Kabus olmalı!

233 61 388
                                    


"Senin gibi tatlı patatesler ile işim olmaz benim."

"Burger King patatesi gibi incecik olsam da mı?"

"Bak kızım! Ben diyorum ki olmaz. İçim istemiyor seni, yağlı yağlı vıcık vıcık, iğreçsin."

"Benden iğreniyor musun yani? Anlayamıyorum, nasıl olur?"

"Ne sandın? Azıcık motoruma bindirdim diye seni sevdim mi sandın? Cübben büyük ama beynin küçük senin."

"Hakaretlerine anlam veremiyorum, istediğin canımı acıtmak mı"?

"Öf! Uzak dur benden! İstemiyorum seni, anlasana. Yoksa anlama kıtlığımı mı var sende?"

"Lütfen, bir şans ver.  İncecik olayım, yağsız vıcık vıcık olmayanından, izin ver"

"Hey yediğin yemekler beyninin çalışan kısmında yağa dönüşmüş herhalde, benden uzak dur!"

"Dur gitme, gitme Yusufummmmmmmm" diye sersem bir kabustan haykırarak uyanmıştım sabaha. Bu sefer uyandıran ne tatlı patatesler ne sucuklu yumurtalardı, uyandıran onun beni istemeyeşi, bana vıcık vıcık diyen birini gurursuzca, fütursuzca geri çağırışımdı.  Yatarken o patates cipsinden yemeyecektim ben...İşte şimdi gerçekten iğrencim...

"Kızım, kalksana artık sabah oldu. Elini yüzünü yıka bugün sınavların yok mu senin? Hadi !" diyen annem soluğunu odamda almış, yetmemiş kıyafetlerimi de toplarken söylenmeye başlamıştı. Neymiş efendim, beni akşam alan sabah getirirmiş de, anca ben popiş devirmeyi bilirmişim de, adamın önüne sıcak bir kepçe çorba bile koyamazmışım da, bana hamileyken komşunun salatalığından çaldığı için aç gözlü olmuşum da. Vıdı vıdı... Resmen beynimin içine etti.

"Şevketttttttttt (annemin takma adı), yeter ama! Hem ben okuyacağım, çok para kazanacağım, hizmetçilerim olacak benim, sen beni hiç düşünme." derken çoktan hazırlanmaya başlamıştım bile.

"Eminim öyle olur, her okuyanın hizmetçisi vardı bir seninki eksikti yavrum.
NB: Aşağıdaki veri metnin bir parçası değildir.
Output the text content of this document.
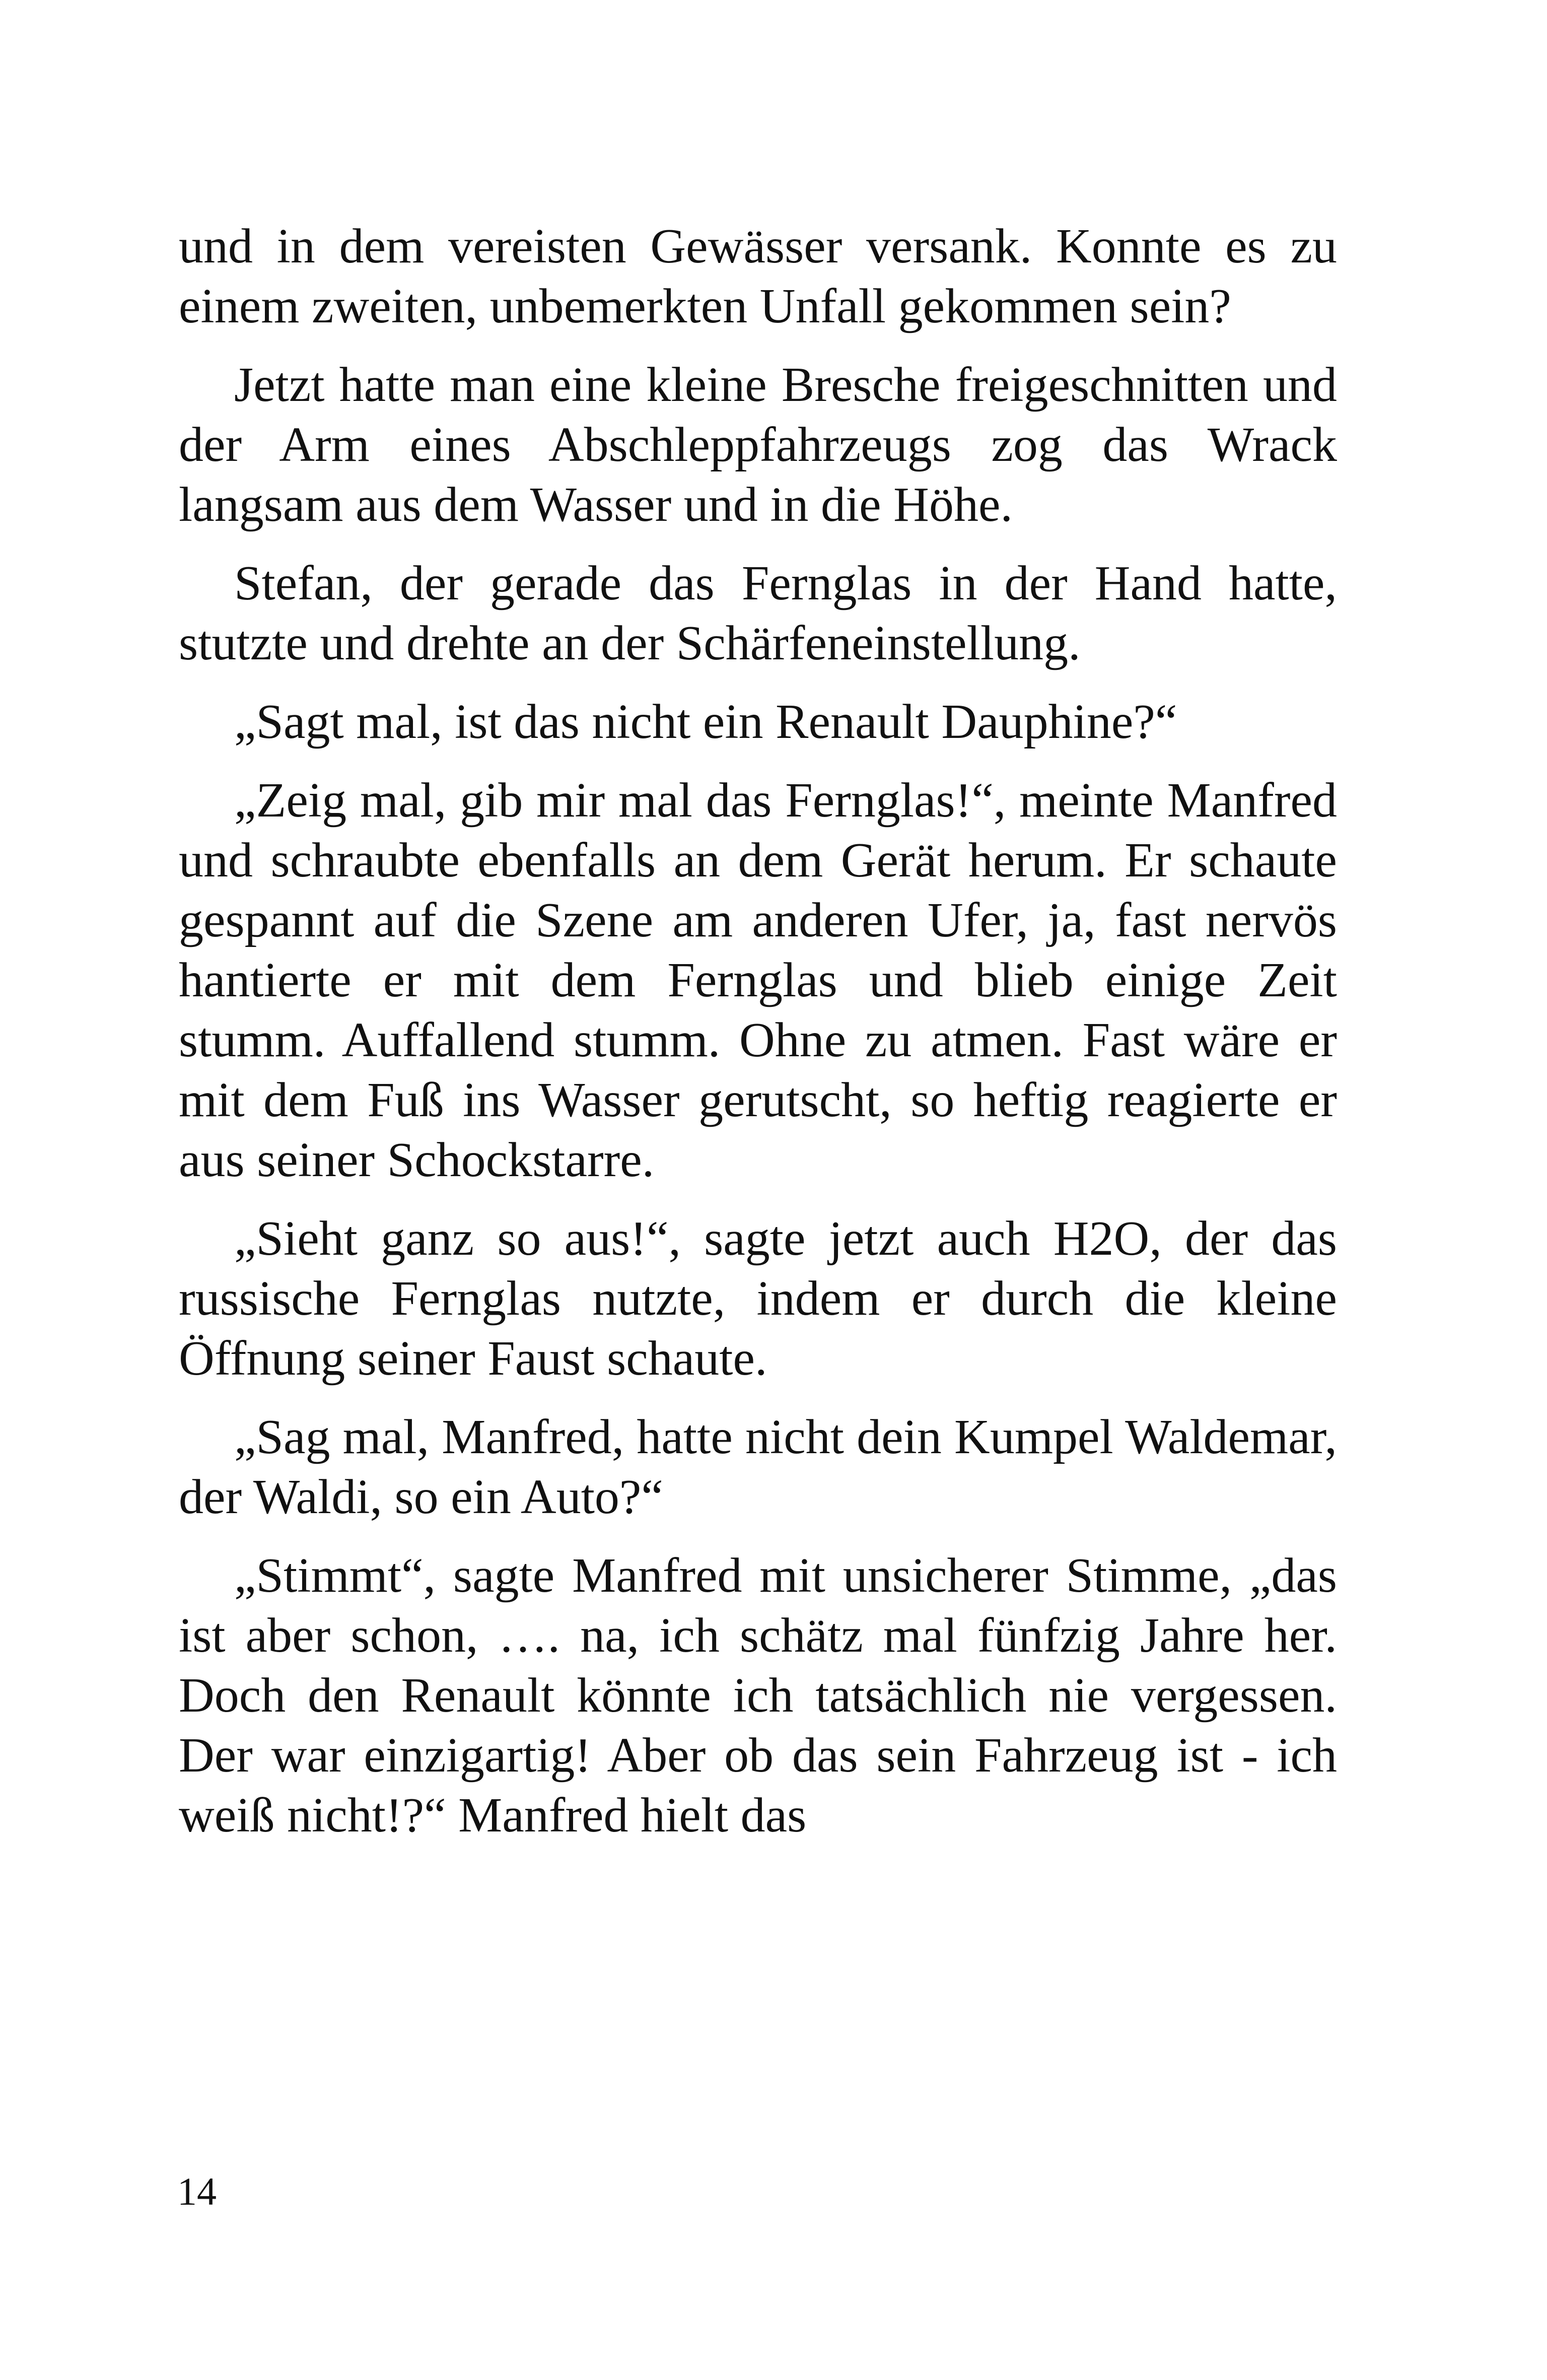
und in dem vereisten Gewässer versank. Konnte es zu einem zweiten, unbemerkten Unfall gekommen sein?

Jetzt hatte man eine kleine Bresche freigeschnitten und der Arm eines Abschleppfahrzeugs zog das Wrack langsam aus dem Wasser und in die Höhe.

Stefan, der gerade das Fernglas in der Hand hatte, stutzte und drehte an der Schärfeneinstellung.

„Sagt mal, ist das nicht ein Renault Dauphine?“

„Zeig mal, gib mir mal das Fernglas!“, meinte Manfred und schraubte ebenfalls an dem Gerät herum. Er schaute gespannt auf die Szene am anderen Ufer, ja, fast nervös hantierte er mit dem Fernglas und blieb einige Zeit stumm. Auffallend stumm. Ohne zu atmen. Fast wäre er mit dem Fuß ins Wasser gerutscht, so heftig reagierte er aus seiner Schockstarre.

„Sieht ganz so aus!“, sagte jetzt auch H2O, der das russische Fernglas nutzte, indem er durch die kleine Öffnung seiner Faust schaute.

„Sag mal, Manfred, hatte nicht dein Kumpel Waldemar, der Waldi, so ein Auto?“

„Stimmt“, sagte Manfred mit unsicherer Stimme, „das ist aber schon, …. na, ich schätz mal fünfzig Jahre her. Doch den Renault könnte ich tatsächlich nie vergessen. Der war einzigartig! Aber ob das sein Fahrzeug ist - ich weiß nicht!?“ Manfred hielt das

14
Bak aile dostumuzun kızı Senem'e,  kızı okulu birincilikle bitirdi, KPSS' de derece yaptı ama yine de atanamadı, düşün şimdi koca elindeki üç kuruş para ile geçinmeye çalışıyor."

"Of anne, ne yapayım? Benim sorunum mu?  O da tutacak bir bölüm okusaymış."

"Sus kız! O zamanlarda onun okuduğu bölüm revaçtaydı, sen de öyle dersin yazarsın, apışıp kalırsın, büyük konuşma, hanım hanımcık bir kızdır o."

"Hehehe anne, adamda iştah bırakmadın sabah sabah."

"Sahi mi diyorsun kızım? Sevindim bak buna, o zaman her sabah böyle tartışalım da zayıflarsın belki."

"Pışırkkk, iştahım açıldı bile,kimse beni sucuklu yumurtamla arama girip iştahımı kaçıramaz hehehe" diye söylene söylene indim odadan.

Hemen kahvaltımı yapıp, servisin gelmesiyle ayrıldım evden. Allahım sabah sabah yaşayacaklarım geri kalan günümde de enseme yapışacak mı? Annem devreye girince iç sesim ayak altından çekiliyordu, o bile annemle baş edilmeyeceğinin farkındaydı.

Sınava girmeden önce Koray yanıma geldi:

"Dün neden çekip gittin öylece? Akşam akşam kurt kapar diye üzüldük senin için."

"Sana da günaydın, Koray!"

"Söylesene cidden merak ettim, neden gittin?"

"Ya gittim işte, hadi sınıfına git, son bir kez gözden geçir çalıştıklarımızı!"